CVE-2021-35583 in MySQL Serverinfo

Summary

by MITRE • 10/20/2021

Vulnerability in the MySQL Server product of Oracle MySQL (component: Server: Windows). Supported versions that are affected are 8.0.25 and prior. Easily exploitable vulnerability allows unauthenticated attacker with network access via multiple protocols to compromise MySQL Server. Successful attacks of this vulnerability can result in unauthorized ability to cause a hang or frequently repeatable crash (complete DOS) of MySQL Server. CVSS 3.1 Base Score 7.5 (Availability impacts). CVSS Vector: (CVSS:3.1/AV:N/AC:L/PR:N/UI:N/S:U/C:N/I:N/A:H).

If you want to get best quality of vulnerability data, you may have to visit VulDB.

Analysis

by VulDB Data Team • 10/26/2021

The vulnerability identified as CVE-2021-35583 represents a critical availability flaw within Oracle MySQL Server versions 8.0.25 and earlier, specifically affecting the Windows implementation. This weakness resides in the server component of the MySQL database system and demonstrates how seemingly minor implementation details can lead to significant operational disruptions. The vulnerability's classification as easily exploitable indicates that attackers require minimal prerequisites to leverage this flaw, making it particularly dangerous in production environments where database availability is paramount for business operations.

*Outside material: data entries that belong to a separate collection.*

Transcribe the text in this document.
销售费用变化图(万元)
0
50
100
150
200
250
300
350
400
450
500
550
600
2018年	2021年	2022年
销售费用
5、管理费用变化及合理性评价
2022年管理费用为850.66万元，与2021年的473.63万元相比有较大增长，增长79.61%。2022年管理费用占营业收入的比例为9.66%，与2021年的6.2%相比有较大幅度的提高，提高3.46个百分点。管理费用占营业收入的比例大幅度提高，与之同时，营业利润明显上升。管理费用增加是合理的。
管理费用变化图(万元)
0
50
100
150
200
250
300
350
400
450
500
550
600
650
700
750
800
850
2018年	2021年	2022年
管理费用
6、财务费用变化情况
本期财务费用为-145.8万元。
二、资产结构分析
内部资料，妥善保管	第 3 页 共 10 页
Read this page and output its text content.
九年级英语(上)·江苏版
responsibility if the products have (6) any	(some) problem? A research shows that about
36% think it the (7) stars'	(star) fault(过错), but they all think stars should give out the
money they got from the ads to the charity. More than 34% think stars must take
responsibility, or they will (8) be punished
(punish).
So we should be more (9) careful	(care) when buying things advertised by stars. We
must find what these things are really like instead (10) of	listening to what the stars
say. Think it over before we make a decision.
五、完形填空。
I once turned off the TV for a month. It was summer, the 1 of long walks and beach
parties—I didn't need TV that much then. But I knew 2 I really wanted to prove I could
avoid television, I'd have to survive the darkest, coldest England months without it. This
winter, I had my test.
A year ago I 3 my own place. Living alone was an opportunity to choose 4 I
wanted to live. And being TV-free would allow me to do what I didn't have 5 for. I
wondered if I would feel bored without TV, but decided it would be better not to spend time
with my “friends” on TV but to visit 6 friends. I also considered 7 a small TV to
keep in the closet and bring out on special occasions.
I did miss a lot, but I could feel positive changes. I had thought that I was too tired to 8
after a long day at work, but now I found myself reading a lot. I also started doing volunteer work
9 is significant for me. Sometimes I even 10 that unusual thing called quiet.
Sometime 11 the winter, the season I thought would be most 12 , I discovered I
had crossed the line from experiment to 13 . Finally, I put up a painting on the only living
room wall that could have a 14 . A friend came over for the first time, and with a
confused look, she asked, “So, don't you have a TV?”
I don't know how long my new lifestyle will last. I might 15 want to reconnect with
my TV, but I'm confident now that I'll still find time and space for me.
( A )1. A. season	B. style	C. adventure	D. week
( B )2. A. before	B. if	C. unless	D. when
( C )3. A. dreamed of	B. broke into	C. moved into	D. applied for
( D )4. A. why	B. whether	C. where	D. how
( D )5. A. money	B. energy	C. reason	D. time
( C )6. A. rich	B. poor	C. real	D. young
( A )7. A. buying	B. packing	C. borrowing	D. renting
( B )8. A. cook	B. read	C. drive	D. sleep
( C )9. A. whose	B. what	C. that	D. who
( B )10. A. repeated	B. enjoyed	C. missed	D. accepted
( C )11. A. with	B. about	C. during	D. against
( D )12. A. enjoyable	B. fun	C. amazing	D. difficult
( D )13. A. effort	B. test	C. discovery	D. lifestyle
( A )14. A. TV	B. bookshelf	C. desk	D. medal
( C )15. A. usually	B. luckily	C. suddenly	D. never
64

The technical nature of this vulnerability manifests through network-based attacks that can be executed without authentication, exploiting multiple protocols that MySQL Server supports. This characteristic places the vulnerability squarely within the scope of CWE-119, which addresses weaknesses in memory handling and buffer management, though the specific manifestation appears to involve protocol handling rather than direct memory corruption. The flaw enables attackers to trigger a complete denial of service condition that results in either a hang or repeated crashes of the MySQL Server process, effectively rendering the database unavailable to legitimate users and applications.

From an operational impact perspective, the vulnerability's CVSS score of 7.5 reflects the high potential for disruption it presents to database services. The availability impact is rated as complete, meaning that successful exploitation can lead to sustained service interruption that may require manual intervention to restore normal operations. This type of vulnerability directly contradicts the fundamental requirements for database availability as outlined in industry standards such as ISO/IEC 20000 and ITIL service management frameworks, where database systems must maintain high availability to support business continuity. Organizations relying on MySQL for critical applications face significant risk of operational downtime and potential financial losses.

The attack vector analysis reveals that this vulnerability can be exploited over network connections without requiring any authentication credentials, making it particularly dangerous in environments where MySQL servers are exposed to untrusted networks. This characteristic aligns with ATT&CK technique T1190, which covers exploits for lateral movement through network protocols. The lack of authentication requirements means that attackers can potentially exploit this vulnerability from external networks without prior access to the system, representing a significant escalation in threat surface. Organizations should consider implementing network segmentation and firewall rules to limit exposure to this vulnerability while awaiting patches.

Mitigation strategies for CVE-2021-35583 should prioritize immediate patching of affected MySQL Server installations to version 8.0.26 or later, which contains the necessary fixes for this vulnerability. Additionally, network-level protections such as firewall rules that restrict access to MySQL ports and implement rate limiting can help reduce the attack surface. System administrators should also implement monitoring solutions that can detect unusual patterns in database service availability and alert on potential exploitation attempts. The remediation process should include comprehensive testing of patched environments to ensure that the vulnerability is properly addressed without introducing new compatibility issues. Organizations should also review their incident response procedures to ensure rapid response capabilities for similar availability-based attacks that could impact database services.

Responsible

Oracle

Reservation

06/28/2021

Disclosure

10/20/2021

Moderation

accepted

CPE

ready

EPSS

0.02970

KEV

no

Activities

very low

Sources

Do you want to use VulDB in your project?

Use the official API to access entries easily!